Well, I'm done with my dissertation defense. . .I actually have been for three weeks, today. . .but I've not really been able to get it "together" since. Being done with something that I've been working on for such a long time brings the expected feelings of relief and pride. Admittedly, it's the biggest accomplishment of my life, academically & career wise. It is the thing, in fact, that I have been motivated to achieve since I was a teenager. Here I am, nearly two decades later, doing it.
But it's not all sunshine and roses. This leaves a gap in my life that has, for the last few weeks, been filled with a sense of confusion and disorientation. What does one DO after the Ph.D? What's next? To say that this is something I should have thought about before is both true and impossible. As a mother of a toddler, part-time teacher, wife, poet, and managing everything that comes along with those titles, it's safe to say that actually finishing the Ph.D. was a feat in itself. Actually bracing for and preparing for the next step surely would have resulted in full melt-down. Now, however, the question has descended, like a villain from a fairy tale, resolved to steal whatever thunder and momentum such an accomplishment has given me.
I feel extremely lost, but not in a scared, trapped sort of way. It's more of an inquisitive, probing process of lost. There is a job or two I might apply for here in Denver at the school where I'm already teaching. There's a part-time thing here and there that I'm shoring up for. And life might just look like this for a few years until I find my niche, publish my book (please!) and build my resume. But otherwise, what am I supposed to do with myself? My highly-educated, motivated self? What is there to fill the hole?

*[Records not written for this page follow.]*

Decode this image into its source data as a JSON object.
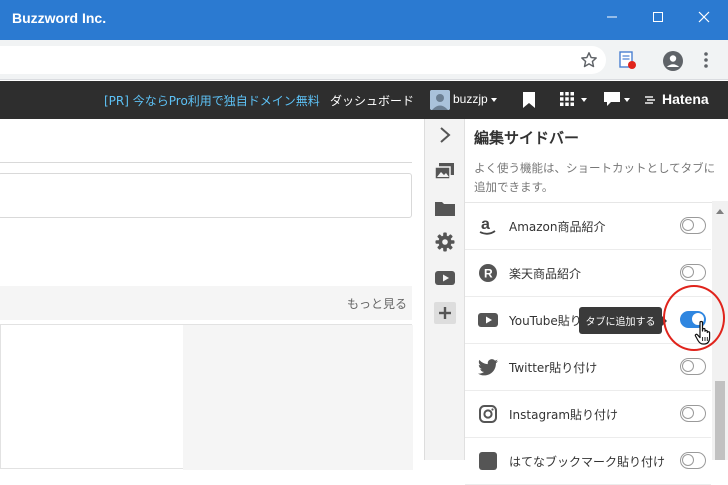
{
  "window": {
    "title": "Buzzword Inc."
  },
  "hatena_bar": {
    "promo": "[PR] 今ならPro利用で独自ドメイン無料",
    "dashboard": "ダッシュボード",
    "username": "buzzjp",
    "logo": "Hatena"
  },
  "editor": {
    "more_link": "もっと見る"
  },
  "sidebar": {
    "title": "編集サイドバー",
    "description": "よく使う機能は、ショートカットとしてタブに追加できます。",
    "items": [
      {
        "label": "Amazon商品紹介",
        "icon": "amazon-icon",
        "enabled": false
      },
      {
        "label": "楽天商品紹介",
        "icon": "rakuten-icon",
        "enabled": false
      },
      {
        "label": "YouTube貼り",
        "icon": "youtube-icon",
        "enabled": true
      },
      {
        "label": "Twitter貼り付け",
        "icon": "twitter-icon",
        "enabled": false
      },
      {
        "label": "Instagram貼り付け",
        "icon": "instagram-icon",
        "enabled": false
      },
      {
        "label": "はてなブックマーク貼り付け",
        "icon": "hatena-bookmark-icon",
        "enabled": false
      }
    ],
    "tooltip": "タブに追加する"
  },
  "colors": {
    "titlebar": "#2b7ad1",
    "hatena_bar": "#2e2e2e",
    "promo_text": "#5dc1f5",
    "toggle_on": "#2f86e0",
    "highlight_circle": "#e0241c"
  }
}
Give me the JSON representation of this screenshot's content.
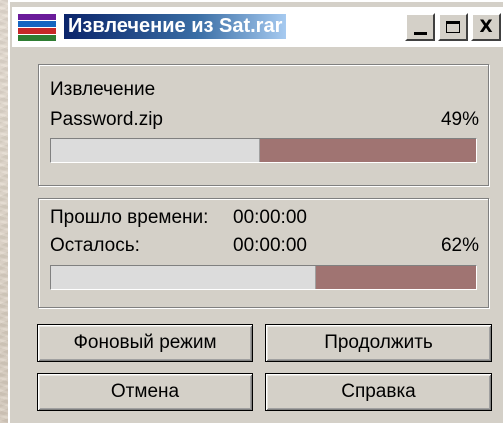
{
  "window": {
    "title": "Извлечение из Sat.rar",
    "controls": {
      "close_label": "X"
    }
  },
  "extract_group": {
    "heading": "Извлечение",
    "file_name": "Password.zip",
    "percent_label": "49%",
    "progress": 0.49
  },
  "time_group": {
    "elapsed_label": "Прошло времени:",
    "elapsed_value": "00:00:00",
    "remaining_label": "Осталось:",
    "remaining_value": "00:00:00",
    "percent_label": "62%",
    "progress": 0.62
  },
  "buttons": {
    "background": "Фоновый режим",
    "continue": "Продолжить",
    "cancel": "Отмена",
    "help": "Справка"
  },
  "colors": {
    "progress_remaining": "#a07472",
    "progress_done": "#dcdcdc",
    "title_bar": "#0a246a"
  },
  "icons": {
    "app_icon": "winrar-books-icon"
  }
}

One of the things that has been agitating me for quite some time is that a Ph.D. doesn't REALLY get you anywhere. Right now, my part-time teaching job requires only a Masters, which I had six years ago. The poetry teaching jobs that I dream about require at least a first book if not multiple books. What then does a Ph.D. give you? An in-depth knowledge of which to talk about at cocktail parties? Overqualifications for nearly any other job but teaching at the college level, which you're still, somehow, underqualified to do even though most of us have been doing it since day one of our Master's degree? I don't mean to sound ungrateful-- I truly do feel that the Ph.D. experience taught me SO much about professionalization, how to speak about my poems and make them reflect my ideas, how to speak about other's poems and relate them to complex theories that I would have NEVER been exposed to in, say, an MFA. Nonetheless, here I am. Armed with the highest possible degree known to poetry, and not a single thing to do with it. Truth be told, I'm not even teaching poetry at Metro- I'm teaching composition (which I like, don't get me wrong. . .but my qualifications are obviously stronger in other areas).
I suspect I'm not the only poet in academia to ever run into this dilemma. I'm reminded of a friend who I met while working on my MA at CU, Boulder. He had his Ph.D. and was teaching at CU part-time as an adjunct. He was and is a brilliant poet, but when I would speak to him in those days, he was extremely frustrated by the exact thing I'm speaking of. He had yet to have his first book published at that point, which meant no "currency" on the job market. Now, three books later, he's the head of a fairly prestigious Creative Writing Department. Does this evidence suggest that on top of ten years of graduate school, MORE dues need to be paid before getting the "break"? I also think about the fact that this friend was a single male, not a married mother. Surely, this gives me a huge handicap.
And I haven't written a poem since the defense. Bizarre.